The story: Gary and Kenneth, a Singaporean gay couple of 15 years, filed a constitutional challenge to have Section 377A of the Singapore Penal Code, which criminalises sex between mutually consenting adult men to be removed. This legislation states that any act of “gross indecency” with another male person is punishable by imprisonment for up to 2 years.

The High Court ruled against the couple on 9th April this year for fear of upsetting the more conservative crowd in Singapore, and the couple have decided to file for an appeal against this ruling. This campaign has been started by friend of the couple as a sign of support, to raise funds for the legal and court fees required for the course of this appeal.

In just 12 hours from their campaign launch on 19 April, these guys have raised over US$53,000, surpassing their initial target of US$50,000 with over 59 days to go.

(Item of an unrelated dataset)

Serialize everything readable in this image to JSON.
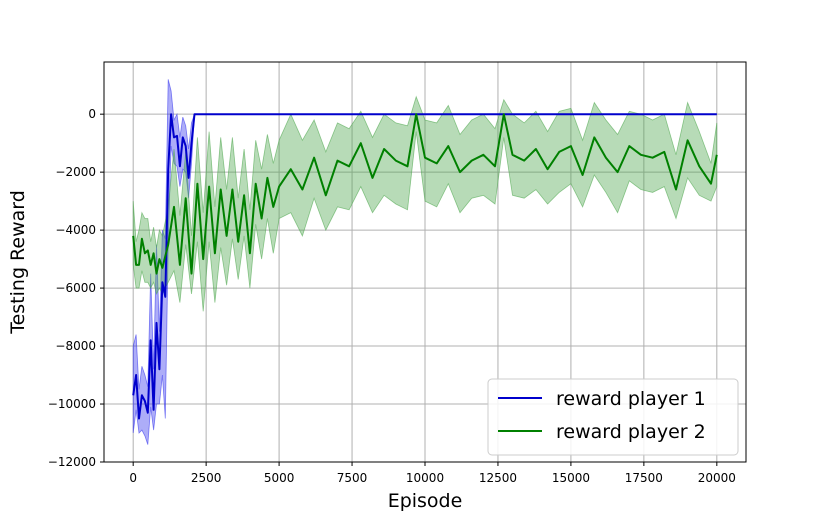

The lastest update is that they have raised close to US$88,000.

This campaign is truly a success in every way:

The “product”? Equal rights. The freedom to love.

The stars of the campaign? Authentic and totally likable. Watch the video and tell me you don’t wish to give them a boost.

The target community? Not just the LGBT community, obviously. If you have a gay friend you care for, believe in contributing towards building a more inclusive society, or really just because you don’t want to miss out on being part of a landmark event in Singapore. This may really be the one chance you have to be part of this “collective efforts of individuals” and have your voice heard.

Positive side effects? The immense success of this campaign has ensured that it makes its rounds on the Internet. This means more eyeballs and more awareness to the archaic Section 377A. This will also mean more attention will be paid by the public to the appeal procedure, which hopefully translates to a fairer trial.

There isn’t even a need for tangible rewards which almost every other campaign dishes out. Contributing and as a result being labeled anything from a “friend” to “best friend forever” to “savior” seems good enough for the 700 over funders who have given to this cause.

I had an acquaintance who, upon seeing that I’ve shared this campaign on my Facebook wall, left a comment to ask if my account has been hacked into. Sure, with every cause you’re fighting for, there is bound to be resistance, but this is one campaign which causes a reaction – good or bad. What that acquaintance probably didn’t think about was the fact that he contributed to the campaign in his own way too: by creating a higher level of interest and awareness.